我曾提到孔子思想是“根”的思想,站在過去根基化的地基上。沒人明白。我們還在喋喋不休地說,這種思想歷經千年已經融入我們的血液。這種融入是不可否認的事實。但,這是一個歷史歷程,我要說:無論這種思想有無實現,它都是“根”的思想。這在“仁義禮智信”裡有明顯的痕跡,我們能感受到,卻不明就裡。我還說:這是一種“情”的思想。大概也沒什麼人明白。上個世紀,存在主義思想橫行於世。海德格爾畢生致力於“存在”,他展現出來的“無家可歸狀態”最感人。然而,在中國,千年以前,已經有一位偉大的思想家看到了。他講授和傳播,致力於把人帶回“家”中。我還簡略提出孔子思想不是倫理思想,但它是關於“他人”的學說,關於“人與人”的學說。這很明顯。但不明顯的是:為什麼關於“人與人”的學說就可以成為“天道”?人們不明白,也不追問。更甚者:孔子是怎樣把這兩種東西緊密的聯繫起來的?這更是無人問津。

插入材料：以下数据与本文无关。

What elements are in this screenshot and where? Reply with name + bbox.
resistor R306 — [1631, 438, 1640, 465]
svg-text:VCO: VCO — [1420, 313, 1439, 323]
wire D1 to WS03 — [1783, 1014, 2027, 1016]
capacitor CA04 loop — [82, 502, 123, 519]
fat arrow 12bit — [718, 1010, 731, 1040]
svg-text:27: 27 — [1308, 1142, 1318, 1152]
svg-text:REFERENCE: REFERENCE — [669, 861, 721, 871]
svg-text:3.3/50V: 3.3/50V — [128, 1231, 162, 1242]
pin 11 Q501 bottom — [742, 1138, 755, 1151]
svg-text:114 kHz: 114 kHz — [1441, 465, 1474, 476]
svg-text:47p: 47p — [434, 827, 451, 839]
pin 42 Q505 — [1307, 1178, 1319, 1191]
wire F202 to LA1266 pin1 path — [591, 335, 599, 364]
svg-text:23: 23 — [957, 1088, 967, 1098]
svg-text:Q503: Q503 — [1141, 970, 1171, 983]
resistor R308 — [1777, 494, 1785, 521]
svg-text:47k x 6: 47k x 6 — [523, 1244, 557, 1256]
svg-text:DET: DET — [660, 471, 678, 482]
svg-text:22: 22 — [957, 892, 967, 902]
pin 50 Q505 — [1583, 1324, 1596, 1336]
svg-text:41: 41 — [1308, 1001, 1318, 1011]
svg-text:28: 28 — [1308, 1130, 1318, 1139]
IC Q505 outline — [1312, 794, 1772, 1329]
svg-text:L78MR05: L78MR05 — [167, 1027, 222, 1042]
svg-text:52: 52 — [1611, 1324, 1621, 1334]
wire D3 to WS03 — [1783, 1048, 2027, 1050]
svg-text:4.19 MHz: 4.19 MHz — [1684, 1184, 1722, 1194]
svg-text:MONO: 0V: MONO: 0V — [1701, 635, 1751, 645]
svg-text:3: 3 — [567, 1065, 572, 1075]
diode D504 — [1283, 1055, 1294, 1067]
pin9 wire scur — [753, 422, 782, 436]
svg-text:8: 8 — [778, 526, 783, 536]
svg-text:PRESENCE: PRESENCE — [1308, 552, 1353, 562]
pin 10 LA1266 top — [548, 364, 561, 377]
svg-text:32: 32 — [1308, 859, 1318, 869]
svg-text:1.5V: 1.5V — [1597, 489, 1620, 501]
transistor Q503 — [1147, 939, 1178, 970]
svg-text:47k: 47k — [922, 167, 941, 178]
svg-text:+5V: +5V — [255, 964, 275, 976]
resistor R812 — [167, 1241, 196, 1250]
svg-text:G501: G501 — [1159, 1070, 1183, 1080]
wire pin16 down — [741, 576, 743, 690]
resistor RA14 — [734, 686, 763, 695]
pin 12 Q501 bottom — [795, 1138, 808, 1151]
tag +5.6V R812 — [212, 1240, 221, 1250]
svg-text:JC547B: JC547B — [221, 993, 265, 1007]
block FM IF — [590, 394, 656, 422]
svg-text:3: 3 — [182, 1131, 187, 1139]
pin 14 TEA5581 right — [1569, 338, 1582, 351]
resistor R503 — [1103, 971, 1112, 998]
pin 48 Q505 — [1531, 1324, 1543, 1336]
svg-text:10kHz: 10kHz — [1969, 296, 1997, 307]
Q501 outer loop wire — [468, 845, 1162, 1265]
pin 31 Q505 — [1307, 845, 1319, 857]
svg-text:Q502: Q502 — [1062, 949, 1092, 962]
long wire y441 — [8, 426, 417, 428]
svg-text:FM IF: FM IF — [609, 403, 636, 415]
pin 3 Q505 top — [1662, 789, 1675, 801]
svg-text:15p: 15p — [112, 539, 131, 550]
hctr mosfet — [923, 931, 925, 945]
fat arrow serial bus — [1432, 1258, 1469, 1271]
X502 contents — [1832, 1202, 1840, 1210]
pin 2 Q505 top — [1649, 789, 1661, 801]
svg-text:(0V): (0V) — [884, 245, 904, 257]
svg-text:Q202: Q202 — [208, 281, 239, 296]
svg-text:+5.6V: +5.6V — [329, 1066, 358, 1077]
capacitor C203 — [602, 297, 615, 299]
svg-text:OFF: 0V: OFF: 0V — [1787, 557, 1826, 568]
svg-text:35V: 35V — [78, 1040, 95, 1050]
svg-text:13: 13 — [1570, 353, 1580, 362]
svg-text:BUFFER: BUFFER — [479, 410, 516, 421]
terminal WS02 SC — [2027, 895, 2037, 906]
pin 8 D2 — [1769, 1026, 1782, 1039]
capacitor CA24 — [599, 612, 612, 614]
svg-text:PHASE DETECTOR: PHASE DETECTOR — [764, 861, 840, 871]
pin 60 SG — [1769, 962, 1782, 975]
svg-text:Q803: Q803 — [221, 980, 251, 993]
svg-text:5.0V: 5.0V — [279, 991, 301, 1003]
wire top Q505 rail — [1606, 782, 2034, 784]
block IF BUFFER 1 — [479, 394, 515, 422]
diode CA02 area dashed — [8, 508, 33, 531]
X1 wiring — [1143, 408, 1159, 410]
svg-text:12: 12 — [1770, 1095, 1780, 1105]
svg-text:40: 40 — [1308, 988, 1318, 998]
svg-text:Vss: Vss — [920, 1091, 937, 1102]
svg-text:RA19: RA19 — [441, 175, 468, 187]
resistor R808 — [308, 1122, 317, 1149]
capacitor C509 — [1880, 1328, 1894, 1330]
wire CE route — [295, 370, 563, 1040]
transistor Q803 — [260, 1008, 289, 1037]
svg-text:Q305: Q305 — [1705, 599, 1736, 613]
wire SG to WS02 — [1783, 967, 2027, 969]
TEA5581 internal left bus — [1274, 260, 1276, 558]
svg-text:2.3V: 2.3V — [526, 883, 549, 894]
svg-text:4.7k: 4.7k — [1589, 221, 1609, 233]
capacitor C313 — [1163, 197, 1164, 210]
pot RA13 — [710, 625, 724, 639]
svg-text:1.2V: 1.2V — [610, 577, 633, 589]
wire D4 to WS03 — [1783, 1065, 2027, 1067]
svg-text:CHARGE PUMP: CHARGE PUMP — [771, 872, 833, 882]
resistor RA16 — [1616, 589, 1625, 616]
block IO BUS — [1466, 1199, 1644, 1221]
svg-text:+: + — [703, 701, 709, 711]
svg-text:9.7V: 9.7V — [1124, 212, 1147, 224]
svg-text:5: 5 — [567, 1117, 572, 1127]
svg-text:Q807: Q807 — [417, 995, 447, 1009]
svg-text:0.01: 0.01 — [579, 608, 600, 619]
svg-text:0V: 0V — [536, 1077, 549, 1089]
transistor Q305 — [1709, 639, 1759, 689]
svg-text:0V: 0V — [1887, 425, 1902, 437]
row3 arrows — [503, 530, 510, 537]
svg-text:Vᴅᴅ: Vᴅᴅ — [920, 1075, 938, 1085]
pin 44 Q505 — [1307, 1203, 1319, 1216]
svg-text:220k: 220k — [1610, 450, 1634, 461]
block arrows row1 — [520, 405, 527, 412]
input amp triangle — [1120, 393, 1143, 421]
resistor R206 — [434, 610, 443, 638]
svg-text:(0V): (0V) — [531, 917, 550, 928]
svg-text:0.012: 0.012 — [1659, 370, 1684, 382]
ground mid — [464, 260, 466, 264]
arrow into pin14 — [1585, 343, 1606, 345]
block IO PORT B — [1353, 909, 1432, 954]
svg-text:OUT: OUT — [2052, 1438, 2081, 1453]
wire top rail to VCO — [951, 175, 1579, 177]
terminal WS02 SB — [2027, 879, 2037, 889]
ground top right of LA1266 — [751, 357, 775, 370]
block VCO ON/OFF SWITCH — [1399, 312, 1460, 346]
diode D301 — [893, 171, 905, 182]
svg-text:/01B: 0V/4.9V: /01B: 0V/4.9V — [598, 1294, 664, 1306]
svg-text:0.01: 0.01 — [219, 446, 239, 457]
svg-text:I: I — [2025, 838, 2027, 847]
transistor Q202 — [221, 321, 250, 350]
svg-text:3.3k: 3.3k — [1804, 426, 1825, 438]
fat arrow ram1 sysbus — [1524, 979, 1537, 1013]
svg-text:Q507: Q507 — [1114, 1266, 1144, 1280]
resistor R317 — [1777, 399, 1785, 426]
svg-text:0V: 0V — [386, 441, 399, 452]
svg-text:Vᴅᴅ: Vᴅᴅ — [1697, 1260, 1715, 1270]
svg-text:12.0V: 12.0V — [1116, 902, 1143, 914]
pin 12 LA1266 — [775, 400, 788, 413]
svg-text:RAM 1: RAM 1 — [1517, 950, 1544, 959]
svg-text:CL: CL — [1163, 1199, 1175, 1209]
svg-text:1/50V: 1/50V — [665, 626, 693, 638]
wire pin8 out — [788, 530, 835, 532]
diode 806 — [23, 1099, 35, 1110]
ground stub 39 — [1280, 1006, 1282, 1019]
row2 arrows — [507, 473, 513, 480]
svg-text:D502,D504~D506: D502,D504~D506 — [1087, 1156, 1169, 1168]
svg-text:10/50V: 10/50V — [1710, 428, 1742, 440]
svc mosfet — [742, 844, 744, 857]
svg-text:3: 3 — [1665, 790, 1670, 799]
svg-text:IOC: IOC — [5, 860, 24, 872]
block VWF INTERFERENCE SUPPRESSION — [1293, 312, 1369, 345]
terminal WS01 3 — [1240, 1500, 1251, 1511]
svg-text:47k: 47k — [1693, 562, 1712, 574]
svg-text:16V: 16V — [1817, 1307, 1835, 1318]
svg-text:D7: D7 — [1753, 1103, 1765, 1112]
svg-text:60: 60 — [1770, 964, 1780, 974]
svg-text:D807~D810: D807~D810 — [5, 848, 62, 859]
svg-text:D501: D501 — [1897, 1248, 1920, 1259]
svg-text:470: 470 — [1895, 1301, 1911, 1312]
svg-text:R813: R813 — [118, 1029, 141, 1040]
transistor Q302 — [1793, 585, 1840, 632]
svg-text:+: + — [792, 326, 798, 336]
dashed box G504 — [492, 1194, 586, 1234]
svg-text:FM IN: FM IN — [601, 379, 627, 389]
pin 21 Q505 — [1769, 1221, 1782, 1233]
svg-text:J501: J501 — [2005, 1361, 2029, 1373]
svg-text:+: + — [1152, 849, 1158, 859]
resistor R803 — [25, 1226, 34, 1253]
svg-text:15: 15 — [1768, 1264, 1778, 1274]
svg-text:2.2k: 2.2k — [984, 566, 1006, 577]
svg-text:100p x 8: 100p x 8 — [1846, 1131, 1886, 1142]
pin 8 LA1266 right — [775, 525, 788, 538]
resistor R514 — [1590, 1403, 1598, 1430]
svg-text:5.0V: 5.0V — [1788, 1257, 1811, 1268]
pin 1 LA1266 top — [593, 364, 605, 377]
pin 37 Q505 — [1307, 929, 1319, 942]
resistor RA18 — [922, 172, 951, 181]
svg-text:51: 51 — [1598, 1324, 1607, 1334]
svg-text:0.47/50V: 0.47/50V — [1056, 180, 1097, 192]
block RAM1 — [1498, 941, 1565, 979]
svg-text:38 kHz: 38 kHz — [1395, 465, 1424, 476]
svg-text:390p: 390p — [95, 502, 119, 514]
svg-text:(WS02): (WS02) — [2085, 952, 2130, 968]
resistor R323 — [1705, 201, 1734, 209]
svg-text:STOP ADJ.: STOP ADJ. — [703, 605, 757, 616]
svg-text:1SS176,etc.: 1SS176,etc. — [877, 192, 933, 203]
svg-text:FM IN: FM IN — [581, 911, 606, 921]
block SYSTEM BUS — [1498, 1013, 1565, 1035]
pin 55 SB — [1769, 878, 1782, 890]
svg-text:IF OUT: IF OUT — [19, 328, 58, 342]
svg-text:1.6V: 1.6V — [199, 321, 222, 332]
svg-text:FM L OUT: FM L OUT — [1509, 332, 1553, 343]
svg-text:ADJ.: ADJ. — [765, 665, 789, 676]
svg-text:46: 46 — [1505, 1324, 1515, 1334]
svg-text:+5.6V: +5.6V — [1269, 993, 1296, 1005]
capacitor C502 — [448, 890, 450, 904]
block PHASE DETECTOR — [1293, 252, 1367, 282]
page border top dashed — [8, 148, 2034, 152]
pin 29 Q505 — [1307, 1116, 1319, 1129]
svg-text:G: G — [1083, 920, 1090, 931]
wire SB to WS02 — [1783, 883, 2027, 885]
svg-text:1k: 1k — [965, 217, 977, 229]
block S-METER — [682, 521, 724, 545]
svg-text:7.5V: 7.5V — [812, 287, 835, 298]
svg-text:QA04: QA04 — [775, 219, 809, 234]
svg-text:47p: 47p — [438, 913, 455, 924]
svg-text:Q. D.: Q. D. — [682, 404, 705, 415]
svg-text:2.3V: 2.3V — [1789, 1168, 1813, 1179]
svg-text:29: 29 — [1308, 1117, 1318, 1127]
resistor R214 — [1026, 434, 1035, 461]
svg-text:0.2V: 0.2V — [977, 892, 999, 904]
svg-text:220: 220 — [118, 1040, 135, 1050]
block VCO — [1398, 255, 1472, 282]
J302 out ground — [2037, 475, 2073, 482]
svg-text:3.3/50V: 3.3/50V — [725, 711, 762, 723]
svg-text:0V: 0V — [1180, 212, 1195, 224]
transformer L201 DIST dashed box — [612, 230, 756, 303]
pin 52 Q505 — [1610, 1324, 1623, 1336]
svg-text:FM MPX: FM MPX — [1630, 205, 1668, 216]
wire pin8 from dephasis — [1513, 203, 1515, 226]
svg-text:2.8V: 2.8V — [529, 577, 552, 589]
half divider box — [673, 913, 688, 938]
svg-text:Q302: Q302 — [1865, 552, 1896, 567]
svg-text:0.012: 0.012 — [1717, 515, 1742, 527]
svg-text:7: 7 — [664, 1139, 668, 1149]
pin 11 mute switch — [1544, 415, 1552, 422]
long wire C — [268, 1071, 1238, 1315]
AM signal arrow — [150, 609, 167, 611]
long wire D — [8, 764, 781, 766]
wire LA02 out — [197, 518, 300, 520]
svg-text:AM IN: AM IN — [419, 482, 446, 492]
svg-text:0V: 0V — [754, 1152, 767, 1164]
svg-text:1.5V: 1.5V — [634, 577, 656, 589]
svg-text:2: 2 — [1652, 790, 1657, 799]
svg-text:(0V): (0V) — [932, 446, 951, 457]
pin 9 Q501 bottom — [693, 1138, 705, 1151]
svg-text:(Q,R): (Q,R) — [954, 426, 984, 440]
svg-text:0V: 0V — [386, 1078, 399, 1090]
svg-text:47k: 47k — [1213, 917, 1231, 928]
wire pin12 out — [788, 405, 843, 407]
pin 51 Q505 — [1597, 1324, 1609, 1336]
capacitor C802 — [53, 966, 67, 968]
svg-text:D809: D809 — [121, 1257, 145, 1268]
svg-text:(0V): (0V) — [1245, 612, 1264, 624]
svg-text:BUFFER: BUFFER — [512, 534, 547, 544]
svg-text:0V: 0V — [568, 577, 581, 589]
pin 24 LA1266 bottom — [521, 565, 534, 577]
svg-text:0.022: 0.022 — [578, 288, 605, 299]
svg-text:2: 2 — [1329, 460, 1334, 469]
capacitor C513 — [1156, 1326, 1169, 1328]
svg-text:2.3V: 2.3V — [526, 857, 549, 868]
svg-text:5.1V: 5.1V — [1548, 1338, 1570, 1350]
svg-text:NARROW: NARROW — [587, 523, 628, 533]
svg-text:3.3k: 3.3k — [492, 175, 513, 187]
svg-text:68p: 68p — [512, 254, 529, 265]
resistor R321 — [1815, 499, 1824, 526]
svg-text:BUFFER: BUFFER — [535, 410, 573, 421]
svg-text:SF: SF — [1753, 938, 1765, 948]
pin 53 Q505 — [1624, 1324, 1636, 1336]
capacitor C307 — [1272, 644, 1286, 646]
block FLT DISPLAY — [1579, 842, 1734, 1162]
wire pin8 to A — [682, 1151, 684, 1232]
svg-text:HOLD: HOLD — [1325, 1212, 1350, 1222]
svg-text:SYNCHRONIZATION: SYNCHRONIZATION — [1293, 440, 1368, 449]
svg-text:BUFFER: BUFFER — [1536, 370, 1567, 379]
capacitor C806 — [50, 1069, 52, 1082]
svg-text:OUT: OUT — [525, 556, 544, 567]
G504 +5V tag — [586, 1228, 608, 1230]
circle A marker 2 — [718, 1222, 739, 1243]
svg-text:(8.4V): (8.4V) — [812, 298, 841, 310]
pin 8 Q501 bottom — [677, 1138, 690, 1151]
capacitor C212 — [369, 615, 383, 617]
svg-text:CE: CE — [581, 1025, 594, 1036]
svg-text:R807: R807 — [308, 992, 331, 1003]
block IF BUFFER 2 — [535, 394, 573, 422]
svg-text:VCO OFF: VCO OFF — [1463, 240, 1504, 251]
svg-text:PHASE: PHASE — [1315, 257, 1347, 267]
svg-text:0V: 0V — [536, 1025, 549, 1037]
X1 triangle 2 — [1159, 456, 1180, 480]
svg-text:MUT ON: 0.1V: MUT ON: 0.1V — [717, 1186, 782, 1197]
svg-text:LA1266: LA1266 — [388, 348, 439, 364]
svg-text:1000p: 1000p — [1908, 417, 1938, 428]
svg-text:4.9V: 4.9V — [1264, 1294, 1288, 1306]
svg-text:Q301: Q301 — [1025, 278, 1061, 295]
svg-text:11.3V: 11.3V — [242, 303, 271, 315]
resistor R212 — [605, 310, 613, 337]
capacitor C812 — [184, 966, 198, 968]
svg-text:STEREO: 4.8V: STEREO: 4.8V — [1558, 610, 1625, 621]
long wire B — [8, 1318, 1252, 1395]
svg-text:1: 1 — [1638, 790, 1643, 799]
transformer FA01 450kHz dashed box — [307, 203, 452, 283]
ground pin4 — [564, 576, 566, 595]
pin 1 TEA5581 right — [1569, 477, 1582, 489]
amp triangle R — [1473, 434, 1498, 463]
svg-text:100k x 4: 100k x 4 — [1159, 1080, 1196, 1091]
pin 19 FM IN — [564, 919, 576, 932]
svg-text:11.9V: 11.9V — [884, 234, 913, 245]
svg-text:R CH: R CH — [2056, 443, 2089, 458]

有人曾把孔子與蘇格拉底相比較。其實,這是一個美麗的誤解。也許人們認為把孔子比做蘇格拉底就彰顯了孔子的偉大。在我看來,是把孔子拉低了或者把蘇格拉底抬高了。蘇格拉底在大街上到處逛蕩,逢人辯論,然後有了辯證法。尼采說“辯證法只是一個黔驢技窮的人手中的權宜之計。……辯證法家手持一件無情的工具;他可以靠它成為暴君;他用自己的勝利來出別人的醜。辯證法家聽任他的對手證明自己不是白痴。他使對手激怒,又使對手絕望。辯證法家扣留他的對手的理智。……”這是中肯的評價。孔子儼然一位授道導師:溫而厲,威而不猛,泰而安。這樣一位導師是不屑於辯證的。“道”,豈容爭辯!陷入爭辯泥潭的“天道”,已經不是“天道”,只不過是口舌之辭罷了,猶如潑婦罵街。孔子只是在命名。這位大詩人,仔細聆聽,而後道出事物的名稱,給它們一個適合的位置。理解“位置”一詞的意義嗎?“位置”,除了“意義”外,豈有他哉?天地萬物,只有擁有了一個位置,才存在,才能有意義。孔子,這位偉大的導師,不辯證,只傳授。傳道授業解惑,是他的責任;溫文爾雅,是他的力量。蘇格拉底,這個醜陋的小丑,怎能與他相提並論。正如尼采所說;蘇格拉底,一個頹廢者,生命的敗壞者。孔子,巍巍然而立,生命和思想的強者。誰比他更熱愛生命。死人,你也得來人世間生活。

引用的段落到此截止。